The molecular heterogeneity of renal cell carcinoma (RCC) complicates the therapeutic interventions for advanced metastatic disease and thus its management remains a significant challenge. This study investigates the role of the lncRNA CDKN2B-AS1 and miR-141-3p interactions in the progression and metastasis of kidney cancer. Human renal cancer cell lines (ACHN and Caki1), normal RPTEC cells, tissue cohorts, and a series of in vitro assays and in vivo mouse model were used for this study. An overexpression of CDKN2B-AS1 was observed in RCC compared to normal samples in TCGA and our in-house SFVAMC tissue cohorts. Reciprocally, we observed reduced expression of miR-141 in RCC compared to normal in the same cohorts. CDKN2B-AS1 shares regulatory miR-141 binding sites with CCND1 and CCND2 genes.
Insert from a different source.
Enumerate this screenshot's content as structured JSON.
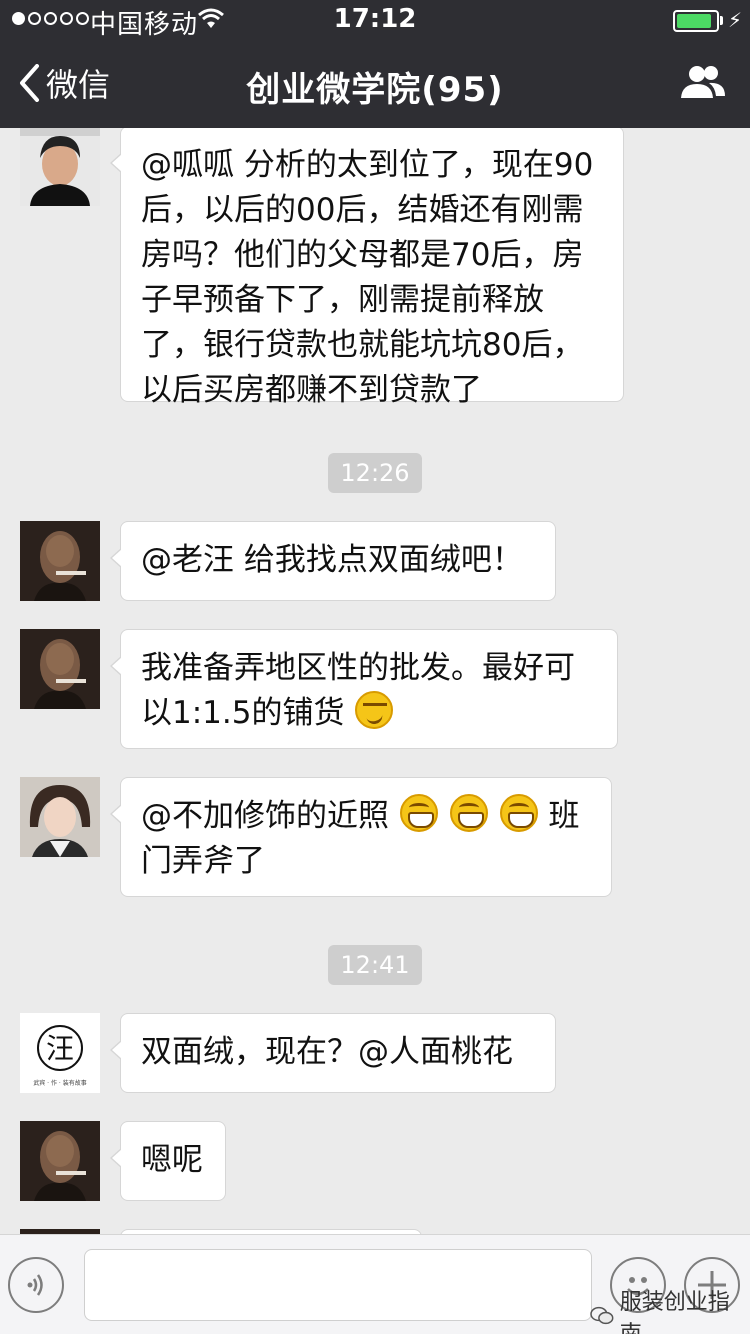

Direct interactions of CDKN2B-AS1 /miR-141/Cyclin D1–D2 were confirmed by RNA immunoprecipitation and luciferase reporter assays indicating that CDKN2B-AS1 /miR-141/Cyclin D1–D2 acts as a ceRNA network in RCC. Functionally, attenuation of CDKN2B-AS1 and/or overexpression of miR-141 inhibited proliferation, clonogenicity, migration/invasion, induced apoptosis in vitro and suppressed tumor growth in xenograft mouse model. Further, overexpression of CDKN2B-AS1 is positively correlated with poor overall survival of RCC patients. Expression of miR-141 also robustly discriminated malignant from non-malignant tissues and its inhibition in normal RPTEC cells induced pro-cancerous characteristics. CDKN2B-AS1 attenuation or miR-141 overexpression decreased CCND1/CCND2 expression, resulting in reduced RAC1/pPXN that are involved in migration, invasion and epithelial–mesenchymal transition. This study, for the first time, deciphered the role of CDKN2B-AS1 /miR-141/Cyclin D axis in RCC and highlights this network as a promising therapeutic target for the regulation of EMT driven metastasis in RCC.